Ces paroles furent prononcées avec un accent qui électrisa le vaillant entourage. Avant tout autre, Pablo donna à la vieille dame le témoignage de son enthousiasme.

« Bravo, bonne maman ! s’écria-t-il en se jetant dans ses bras. Au moins, si nous devons mourir, ne serons-nous pas séparés. Et, tu peux m’en croire, je serai digne de toi.

– Cher petit, murmura la vaillante femme, en essuyant furtivement une larme, Dieu m’est témoin que j’aimerais mieux te savoir auprès de ta pauvre mère. Mais tu es, comme moi, d’un sang qui ne saurait mentir. »

En ce moment, le rayon qui venait du Cacique se détourna, et les défenseurs du brick purent voir le yacht maudit mouillé à trois encablures de la côte. Il avait déjà mis ses embarcations à la mer, et l’on distinguait deux taches noires s’avançant vers la Grâce de Dieu.

Le plan de l’ennemi se dessinait. Il lançait contre la poignée d’hommes prêts à se défendre jusqu’à la mort ses compagnies de débarquement prélevées sur son équipage de forbans résolus à tout.

Combien étaient-ils ? C’est ce que nul ne pouvait savoir à bord de la Grâce de Dieu.

Mais déjà le faisceau aveuglant était revenu se fixer sur le brick. Il était impossible de tirer sur les canots autrement qu’au jugé.

« Attends, capitaine, dit Ervoan à son frère. Il me vient une idée. »

Et, rampant à travers la largeur du pont, il gagna la hanche de tribord, se glissa dans l’ombre du rouf et, à l’aide d’une aussière, se laissa tomber dans la pirogue attenante aux flancs de la Grâce de Dieu.

Cela s’était si brusquement fait qu’Alain Plonévez n’avait pas même eu le temps d’ouvrir la bouche pour s’enquérir des intentions de son frère.

Il n’eut pas davantage le loisir de s’en préoccuper.

Un triple éclair brilla sur le pont du Cacique ; une grêle de plomb vint s’abattre sur le brick, fauchant des haubans, pénétrant dans la joue de bâbord.

Le yacht venait de faire feu à l’aide de trois mitrailleuses, afin de couvrir l’abordage de ses hommes. Un choc presque imperceptible à la coque révéla que l’une des embarcations abordait le brick par sa hanche de bâbord.

Alain s’était redressé pour courir à l’arrière.

Il n’eut que le temps de se laisser tomber sur les genoux et les mains.

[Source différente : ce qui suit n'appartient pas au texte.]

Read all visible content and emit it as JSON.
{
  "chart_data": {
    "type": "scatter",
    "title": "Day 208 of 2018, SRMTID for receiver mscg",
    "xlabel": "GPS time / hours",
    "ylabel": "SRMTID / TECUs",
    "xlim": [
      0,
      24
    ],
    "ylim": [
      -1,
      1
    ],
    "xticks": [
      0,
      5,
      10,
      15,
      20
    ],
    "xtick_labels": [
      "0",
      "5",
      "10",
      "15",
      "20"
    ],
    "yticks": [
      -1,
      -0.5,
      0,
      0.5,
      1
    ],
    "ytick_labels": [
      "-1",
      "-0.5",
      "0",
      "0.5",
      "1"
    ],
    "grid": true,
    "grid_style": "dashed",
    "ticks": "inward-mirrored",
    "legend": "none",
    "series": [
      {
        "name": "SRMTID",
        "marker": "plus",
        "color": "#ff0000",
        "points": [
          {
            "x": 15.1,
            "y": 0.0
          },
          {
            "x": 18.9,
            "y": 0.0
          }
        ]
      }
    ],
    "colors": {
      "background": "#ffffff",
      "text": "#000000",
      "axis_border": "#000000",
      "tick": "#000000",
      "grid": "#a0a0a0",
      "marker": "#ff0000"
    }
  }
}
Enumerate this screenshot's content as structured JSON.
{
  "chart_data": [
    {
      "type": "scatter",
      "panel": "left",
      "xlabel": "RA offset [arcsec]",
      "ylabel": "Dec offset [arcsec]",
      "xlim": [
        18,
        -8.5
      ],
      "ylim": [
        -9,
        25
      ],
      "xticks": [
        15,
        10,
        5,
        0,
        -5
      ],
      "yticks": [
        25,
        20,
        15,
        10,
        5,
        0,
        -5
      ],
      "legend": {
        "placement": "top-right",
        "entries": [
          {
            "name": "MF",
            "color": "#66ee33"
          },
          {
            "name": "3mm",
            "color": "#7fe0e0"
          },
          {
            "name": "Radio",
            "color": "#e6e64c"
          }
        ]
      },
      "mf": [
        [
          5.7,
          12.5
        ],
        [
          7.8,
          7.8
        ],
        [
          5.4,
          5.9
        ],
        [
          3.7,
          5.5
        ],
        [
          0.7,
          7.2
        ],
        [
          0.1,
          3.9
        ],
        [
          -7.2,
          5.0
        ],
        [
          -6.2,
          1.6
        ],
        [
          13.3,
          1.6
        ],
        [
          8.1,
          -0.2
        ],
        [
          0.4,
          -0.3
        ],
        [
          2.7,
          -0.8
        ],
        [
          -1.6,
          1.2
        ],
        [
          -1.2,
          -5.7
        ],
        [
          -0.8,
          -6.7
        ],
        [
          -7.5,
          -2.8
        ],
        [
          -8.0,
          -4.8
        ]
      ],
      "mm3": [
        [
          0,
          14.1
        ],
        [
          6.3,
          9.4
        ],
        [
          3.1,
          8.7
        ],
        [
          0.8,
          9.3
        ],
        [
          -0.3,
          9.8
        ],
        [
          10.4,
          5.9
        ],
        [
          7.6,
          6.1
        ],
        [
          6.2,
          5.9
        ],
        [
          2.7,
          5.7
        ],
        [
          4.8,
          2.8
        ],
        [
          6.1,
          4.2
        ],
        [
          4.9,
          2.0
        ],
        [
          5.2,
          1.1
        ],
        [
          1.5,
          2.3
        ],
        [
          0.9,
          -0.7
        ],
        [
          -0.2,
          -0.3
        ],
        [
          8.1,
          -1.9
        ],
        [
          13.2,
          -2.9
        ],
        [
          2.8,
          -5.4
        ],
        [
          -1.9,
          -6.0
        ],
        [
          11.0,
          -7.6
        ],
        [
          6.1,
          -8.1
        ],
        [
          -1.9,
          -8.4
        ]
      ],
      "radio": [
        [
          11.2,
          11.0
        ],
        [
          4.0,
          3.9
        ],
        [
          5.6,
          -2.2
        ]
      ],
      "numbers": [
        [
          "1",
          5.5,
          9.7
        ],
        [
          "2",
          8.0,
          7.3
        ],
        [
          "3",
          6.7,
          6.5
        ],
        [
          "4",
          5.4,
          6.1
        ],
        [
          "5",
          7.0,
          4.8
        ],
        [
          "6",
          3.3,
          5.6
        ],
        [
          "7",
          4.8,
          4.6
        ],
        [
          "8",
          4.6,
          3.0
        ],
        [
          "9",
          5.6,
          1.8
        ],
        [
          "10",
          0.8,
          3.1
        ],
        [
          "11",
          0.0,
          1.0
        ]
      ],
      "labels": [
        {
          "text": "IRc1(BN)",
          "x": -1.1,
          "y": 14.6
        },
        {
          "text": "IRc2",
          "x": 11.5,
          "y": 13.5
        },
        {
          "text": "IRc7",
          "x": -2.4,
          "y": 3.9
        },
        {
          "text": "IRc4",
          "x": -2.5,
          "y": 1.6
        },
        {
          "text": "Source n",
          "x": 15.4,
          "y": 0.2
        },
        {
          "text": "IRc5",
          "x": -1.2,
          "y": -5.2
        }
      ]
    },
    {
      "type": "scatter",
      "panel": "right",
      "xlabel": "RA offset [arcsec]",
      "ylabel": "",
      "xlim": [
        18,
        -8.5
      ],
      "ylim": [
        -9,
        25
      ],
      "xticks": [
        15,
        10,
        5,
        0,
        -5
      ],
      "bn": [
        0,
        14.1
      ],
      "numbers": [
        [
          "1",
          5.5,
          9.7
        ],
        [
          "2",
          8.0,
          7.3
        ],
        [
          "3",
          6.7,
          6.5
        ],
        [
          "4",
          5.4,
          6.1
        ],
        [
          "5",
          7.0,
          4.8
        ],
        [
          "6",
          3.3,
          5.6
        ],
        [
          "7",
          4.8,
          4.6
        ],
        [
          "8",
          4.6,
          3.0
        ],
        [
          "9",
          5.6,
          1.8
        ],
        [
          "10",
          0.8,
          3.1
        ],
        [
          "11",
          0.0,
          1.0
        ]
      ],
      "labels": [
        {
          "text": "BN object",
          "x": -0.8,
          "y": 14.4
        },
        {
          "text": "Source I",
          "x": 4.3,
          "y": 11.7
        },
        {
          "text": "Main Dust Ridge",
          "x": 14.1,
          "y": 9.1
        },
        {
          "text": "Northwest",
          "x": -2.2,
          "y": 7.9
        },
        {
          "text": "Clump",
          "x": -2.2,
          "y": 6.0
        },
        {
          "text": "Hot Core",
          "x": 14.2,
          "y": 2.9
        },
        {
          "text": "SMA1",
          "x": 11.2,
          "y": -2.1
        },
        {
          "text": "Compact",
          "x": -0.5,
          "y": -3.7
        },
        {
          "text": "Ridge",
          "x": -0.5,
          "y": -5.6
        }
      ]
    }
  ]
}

Derechef les canons du yacht avaient vomi la mort et le pont du navire crépitait sous les projectiles, tandis que l’air s’emplissait du fracas de la détonation.

Tout à coup, à l’avant du brick, une furieuse clameur monta, faite de cris de rage et de plaintes d’agonie.

Le rayon du projecteur s’abaissa. Pablo, le docteur, Joël, levés au-dessus des bastingages, virent l’effrayante scène.

Ervoan avait poussé la pirogue le long des flancs du navire jusque sous les barbes du beaupré. Au moment où la seconde chaloupe des pirates avait abordé la joue du brick, le Breton s’était dressé, déchargeant dans le tas les six coups de son revolver. Puis, épique, formidable de résolution désespérée, il avait bondi dans le canot, broyant des crânes, défonçant des poitrines.

Du pont de la Grâce de Dieu, les témoins de cette scène n’osaient tirer sur la bande de peur de frapper leur héroïque ami.

Ils n’eurent pas, d’ailleurs, le loisir de contempler longtemps le spectacle.

D’une voix tonnante, Alain les appelait à l’arrière. Là, en effet, était le péril. Dix hommes hurlant, s’excitant les uns les autres, dix démons échappés de l’enfer, venaient d’escalader le bordé et accouraient, ivres de sang et de pillage.